Sauld agreed. “That was awesome,” he said. “I was really happy to see, from a patient safety standpoint, that we were able to move so quickly on something that could be detrimental to
patients.” But getting the defective products off the hospital shelves wasn’t the only pressing matter. Sauld knew this was likely a problem in hospitals across the country. So he contacted
the FDA through its MedWatch program and also alerted other VA hospitals. Later that summer, Sauld learned he was one of 37 health care providers across the country who had contacted the FDA
about the syringes. These reports led to the recall of approximately 267 million syringes. And best of all, no injuries were reported due to the defective devices. ‘ABSOLUTELY INCREDIBLE’
Sauld’s actions did not go unnoticed. The hospital’s Patient Safety division saw Sauld’s report and knew it was unusual — especially Sauld’s vision and work to make sure the problem was
addressed not only in Milwaukee but throughout the country. “His work was absolutely incredible’” said Patient Safety manager Anna Jozefiak. “This stuck out to us so much because it was so
remarkable, especially considering he had just been hired.” Sauld’s story was forwarded to the National Center for Patient Safety as well as Milwaukee VA’s High Reliability Organization
staff to be considered for one of the quarterly HeRO awards.
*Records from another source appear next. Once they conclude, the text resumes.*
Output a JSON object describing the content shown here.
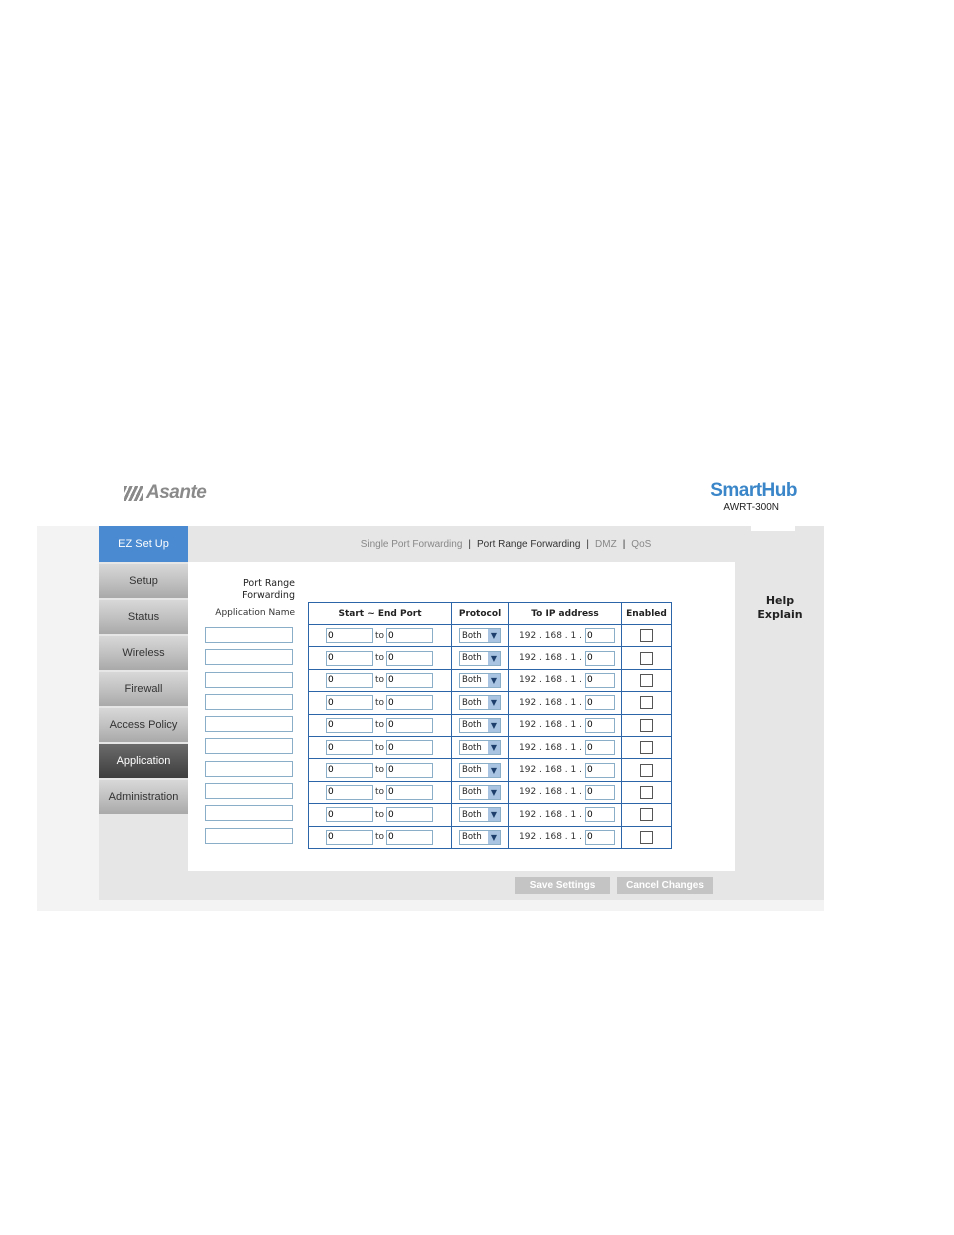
{
  "brand": {
    "vendor": "Asante",
    "product": "SmartHub",
    "model": "AWRT-300N"
  },
  "nav": {
    "items": [
      {
        "label": "EZ Set Up"
      },
      {
        "label": "Setup"
      },
      {
        "label": "Status"
      },
      {
        "label": "Wireless"
      },
      {
        "label": "Firewall"
      },
      {
        "label": "Access Policy"
      },
      {
        "label": "Application"
      },
      {
        "label": "Administration"
      }
    ]
  },
  "subnav": {
    "items": [
      {
        "label": "Single Port Forwarding"
      },
      {
        "label": "Port Range Forwarding"
      },
      {
        "label": "DMZ"
      },
      {
        "label": "QoS"
      }
    ],
    "separator": "|"
  },
  "section": {
    "title_line1": "Port Range",
    "title_line2": "Forwarding",
    "app_name_header": "Application Name"
  },
  "table": {
    "headers": {
      "port": "Start ~ End Port",
      "protocol": "Protocol",
      "ip": "To IP address",
      "enabled": "Enabled"
    },
    "to_label": "to",
    "ip_prefix": "192 . 168 . 1 .",
    "rows": [
      {
        "app": "",
        "start": "0",
        "end": "0",
        "protocol": "Both",
        "ip_last": "0",
        "enabled": false
      },
      {
        "app": "",
        "start": "0",
        "end": "0",
        "protocol": "Both",
        "ip_last": "0",
        "enabled": false
      },
      {
        "app": "",
        "start": "0",
        "end": "0",
        "protocol": "Both",
        "ip_last": "0",
        "enabled": false
      },
      {
        "app": "",
        "start": "0",
        "end": "0",
        "protocol": "Both",
        "ip_last": "0",
        "enabled": false
      },
      {
        "app": "",
        "start": "0",
        "end": "0",
        "protocol": "Both",
        "ip_last": "0",
        "enabled": false
      },
      {
        "app": "",
        "start": "0",
        "end": "0",
        "protocol": "Both",
        "ip_last": "0",
        "enabled": false
      },
      {
        "app": "",
        "start": "0",
        "end": "0",
        "protocol": "Both",
        "ip_last": "0",
        "enabled": false
      },
      {
        "app": "",
        "start": "0",
        "end": "0",
        "protocol": "Both",
        "ip_last": "0",
        "enabled": false
      },
      {
        "app": "",
        "start": "0",
        "end": "0",
        "protocol": "Both",
        "ip_last": "0",
        "enabled": false
      },
      {
        "app": "",
        "start": "0",
        "end": "0",
        "protocol": "Both",
        "ip_last": "0",
        "enabled": false
      }
    ]
  },
  "help": {
    "line1": "Help",
    "line2": "Explain"
  },
  "buttons": {
    "save": "Save Settings",
    "cancel": "Cancel Changes"
  },
  "colors": {
    "accent_blue": "#4a8ad0",
    "brand_blue": "#3a86c8",
    "table_border": "#2c66a8",
    "nav_active": "#3e3e3e"
  }
}
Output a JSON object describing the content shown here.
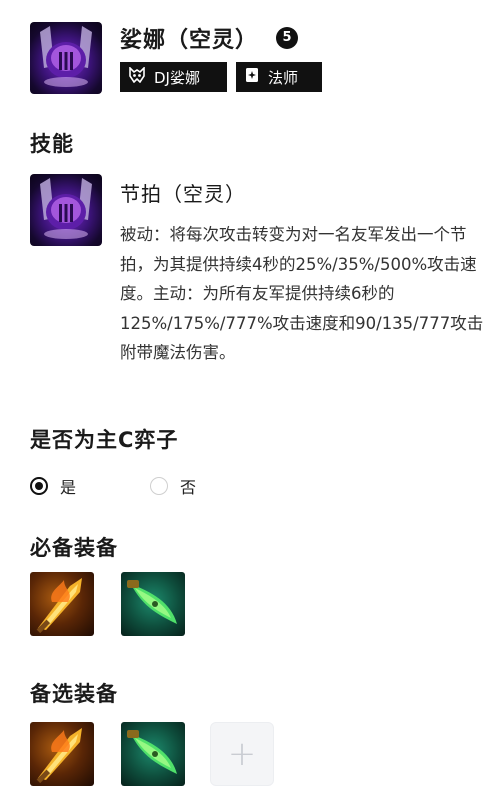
{
  "champion": {
    "name": "娑娜（空灵）",
    "cost": "5",
    "traits": [
      {
        "label": "DJ娑娜",
        "icon": "dj-mask-icon"
      },
      {
        "label": "法师",
        "icon": "spellbook-icon"
      }
    ]
  },
  "skill_section": {
    "title": "技能",
    "skill_name": "节拍（空灵）",
    "description": "被动：将每次攻击转变为对一名友军发出一个节拍，为其提供持续4秒的25%/35%/500%攻击速度。主动：为所有友军提供持续6秒的125%/175%/777%攻击速度和90/135/777攻击附带魔法伤害。"
  },
  "carry_section": {
    "title": "是否为主C弈子",
    "options": [
      {
        "label": "是",
        "selected": true
      },
      {
        "label": "否",
        "selected": false
      }
    ]
  },
  "required_items": {
    "title": "必备装备",
    "items": [
      "flaming-sword-icon",
      "green-blade-icon"
    ]
  },
  "alternate_items": {
    "title": "备选装备",
    "items": [
      "flaming-sword-icon",
      "green-blade-icon"
    ],
    "add_symbol": "+"
  },
  "colors": {
    "badge_bg": "#111111",
    "text": "#1a1a1a",
    "skill_text": "#333333",
    "add_slot_bg": "#f4f5f7"
  }
}
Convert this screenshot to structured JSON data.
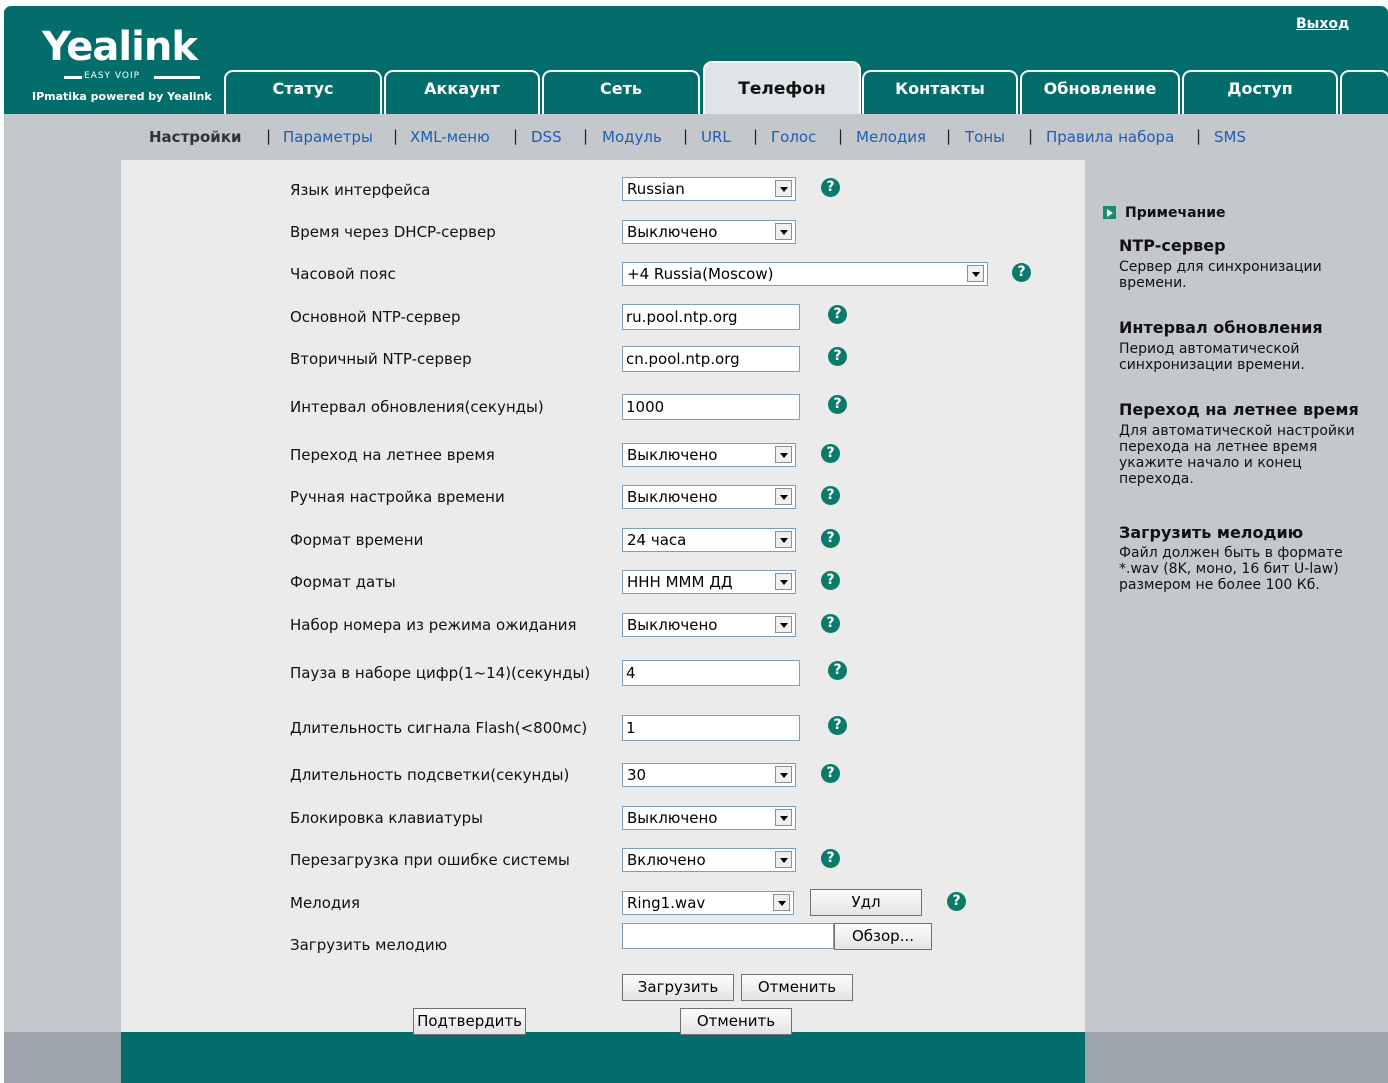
{
  "header": {
    "logo_text": "Yealink",
    "logo_sub": "EASY VOIP",
    "tagline": "IPmatika powered by Yealink",
    "logout": "Выход",
    "brand_color": "#036d6c"
  },
  "tabs": [
    {
      "label": "Статус"
    },
    {
      "label": "Аккаунт"
    },
    {
      "label": "Сеть"
    },
    {
      "label": "Телефон",
      "active": true
    },
    {
      "label": "Контакты"
    },
    {
      "label": "Обновление"
    },
    {
      "label": "Доступ"
    }
  ],
  "subnav": {
    "items": [
      "Настройки",
      "Параметры",
      "XML-меню",
      "DSS",
      "Модуль",
      "URL",
      "Голос",
      "Мелодия",
      "Тоны",
      "Правила набора",
      "SMS"
    ],
    "current": "Настройки",
    "separator": "|"
  },
  "form": {
    "language": {
      "label": "Язык интерфейса",
      "value": "Russian"
    },
    "dhcp_time": {
      "label": "Время через DHCP-сервер",
      "value": "Выключено"
    },
    "timezone": {
      "label": "Часовой пояс",
      "value": "+4 Russia(Moscow)"
    },
    "ntp_primary": {
      "label": "Основной NTP-сервер",
      "value": "ru.pool.ntp.org"
    },
    "ntp_secondary": {
      "label": "Вторичный NTP-сервер",
      "value": "cn.pool.ntp.org"
    },
    "update_interval": {
      "label": "Интервал обновления(секунды)",
      "value": "1000"
    },
    "dst": {
      "label": "Переход на летнее время",
      "value": "Выключено"
    },
    "manual_time": {
      "label": "Ручная настройка времени",
      "value": "Выключено"
    },
    "time_format": {
      "label": "Формат времени",
      "value": "24 часа"
    },
    "date_format": {
      "label": "Формат даты",
      "value": "ННН МММ ДД"
    },
    "idle_dial": {
      "label": "Набор номера из режима ожидания",
      "value": "Выключено"
    },
    "dial_pause": {
      "label": "Пауза в наборе цифр(1~14)(секунды)",
      "value": "4"
    },
    "flash_duration": {
      "label": "Длительность сигнала Flash(<800мс)",
      "value": "1"
    },
    "backlight": {
      "label": "Длительность подсветки(секунды)",
      "value": "30"
    },
    "keypad_lock": {
      "label": "Блокировка клавиатуры",
      "value": "Выключено"
    },
    "reboot_on_error": {
      "label": "Перезагрузка при ошибке системы",
      "value": "Включено"
    },
    "ringtone": {
      "label": "Мелодия",
      "value": "Ring1.wav",
      "delete_button": "Удл"
    },
    "upload_ringtone": {
      "label": "Загрузить мелодию",
      "file_value": "",
      "browse_button": "Обзор...",
      "upload_button": "Загрузить",
      "cancel_button": "Отменить"
    },
    "help_icon": "?"
  },
  "actions": {
    "confirm": "Подтвердить",
    "cancel": "Отменить"
  },
  "notes": {
    "heading": "Примечание",
    "items": [
      {
        "title": "NTP-сервер",
        "text": "Сервер для синхронизации времени."
      },
      {
        "title": "Интервал обновления",
        "text": "Период автоматической синхронизации времени."
      },
      {
        "title": "Переход на летнее время",
        "text": "Для автоматической настройки перехода на летнее время укажите начало и конец перехода."
      },
      {
        "title": "Загрузить мелодию",
        "text": "Файл должен быть в формате *.wav (8K, моно, 16 бит U-law) размером не более 100 Кб."
      }
    ]
  }
}
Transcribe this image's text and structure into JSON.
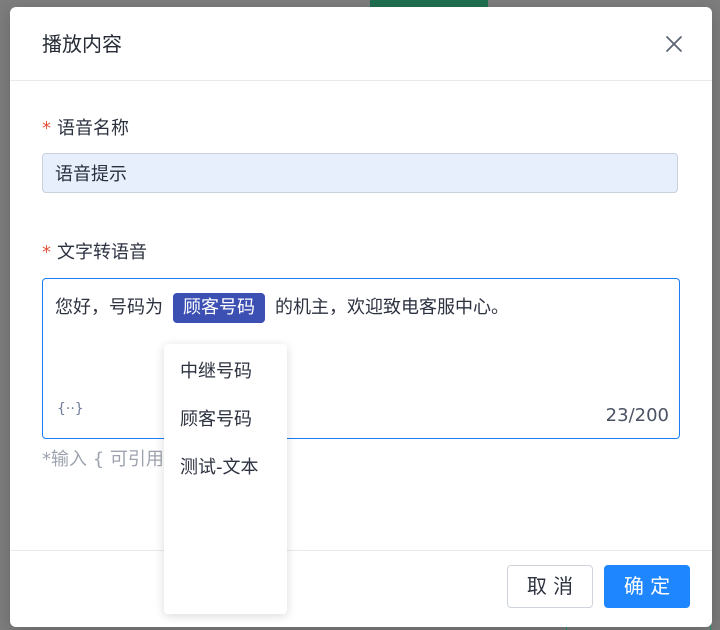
{
  "dialog": {
    "title": "播放内容",
    "close_icon": "close-icon"
  },
  "form": {
    "name_label": "语音名称",
    "name_value": "语音提示",
    "tts_label": "文字转语音",
    "required_mark": "*",
    "tts_text_before": "您好，号码为",
    "tts_tag": "顾客号码",
    "tts_text_after": "的机主，欢迎致电客服中心。",
    "variable_insert": "{··}",
    "char_count": "23/200",
    "hint": "*输入 { 可引用变"
  },
  "dropdown": {
    "items": [
      "中继号码",
      "顾客号码",
      "测试-文本"
    ]
  },
  "footer": {
    "cancel_label": "取 消",
    "ok_label": "确 定"
  },
  "colors": {
    "primary": "#1e86ff",
    "tag": "#3c50b4",
    "required": "#e5533c"
  }
}
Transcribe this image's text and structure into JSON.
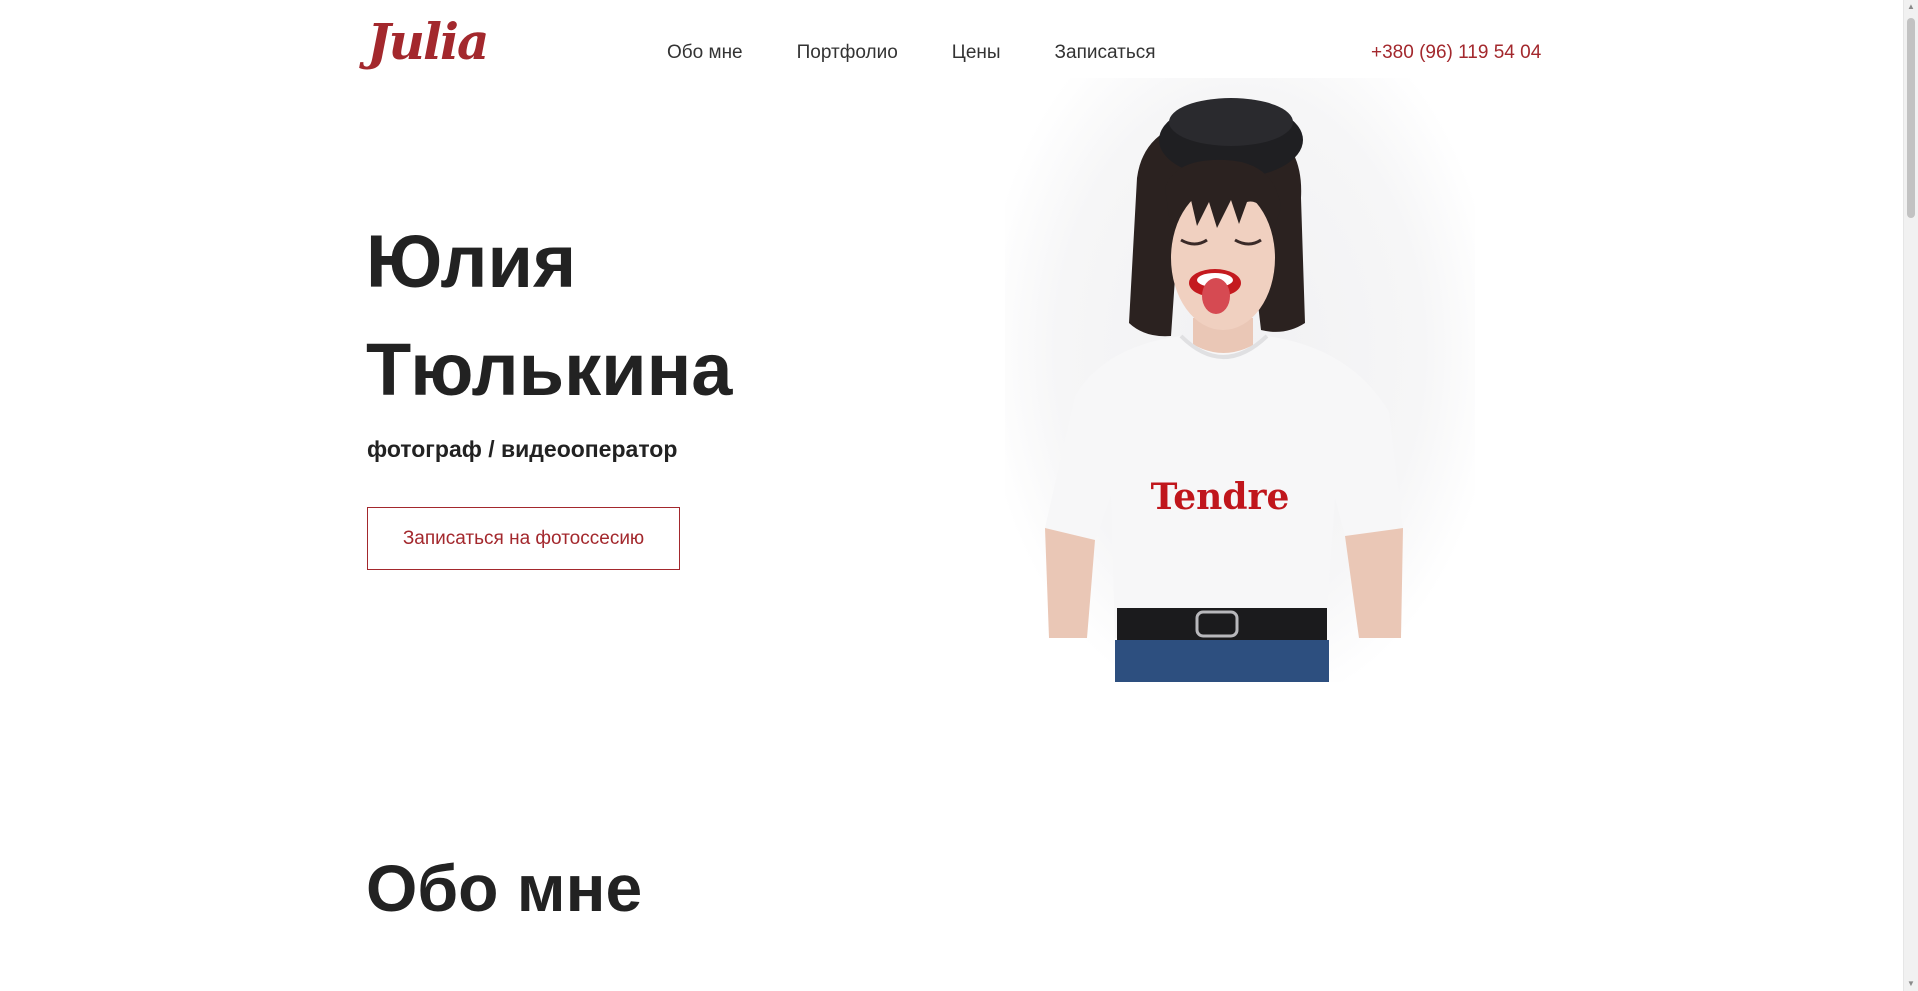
{
  "header": {
    "logo": "Julia",
    "nav": [
      "Обо мне",
      "Портфолио",
      "Цены",
      "Записаться"
    ],
    "phone": "+380 (96) 119 54 04"
  },
  "hero": {
    "name_line1": "Юлия",
    "name_line2": "Тюлькина",
    "subtitle": "фотограф / видеооператор",
    "cta": "Записаться на фотоссесию",
    "photo_shirt_text": "Tendre"
  },
  "about": {
    "title": "Обо мне"
  },
  "colors": {
    "accent": "#a3282d",
    "text": "#222222",
    "background": "#ffffff"
  },
  "icons": [
    "scroll-up-arrow-icon",
    "scroll-down-arrow-icon"
  ]
}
HeRO awards are given in four categories. Nominees from the individual VA medical centers are submitted to their Veterans
Integrated Service Networks, and from there the VISNs select those to be forwarded to the national level. All the VISN-level submissions are considered, and four winners — one in each
category — are chosen. Sauld is the first national award winner from the Milwaukee VA, selected from 60 nominees — all of whom had won at the local and VISN levels before being considered
for national honors. “It was phenomenal,” Jozefiak said, noting that Sauld’s work was the epitome of the tenets of High Reliability Organizations. “The work he was able to do led to a
national recall.” ‘HE KEPT DIGGING’ “It was extraordinary,” said Lindsey Ladell, High Reliability Organization program manager for the Milwaukee VA. “He kept digging and networking. You
don’t see that often. It was exceptional.” Many times when employees detect a problem, Ladell said, they pass it along to their superiors and then wash their hands of it. Sauld didn’t do
that. “Jeremy not only reported the problem, but he solved it,” Ladell said. “It wasn’t just us prompting him. Jeremy knew, intuitively, how widely this (device) is used and how big of a
deal this could be. He knew it needed to go beyond here. “It was a behavior we want to reinforce with high reliability: We want people to be problem solvers, to speak up for safety. To be
able to share his story on a national level is incredible. Jeremy is so deserving of the recognition.” Sauld will receive his award during a virtual ceremony in March. “It’s super cool,” he
said, noting that nurses are trained to think critically and do what they can to assure patient safety. “As a nurse, it’s the little things … that can really have a big impact on patients.
“It’s cool to think that I took part in preventing something that, potentially, could have been extremely detrimental to a patient.”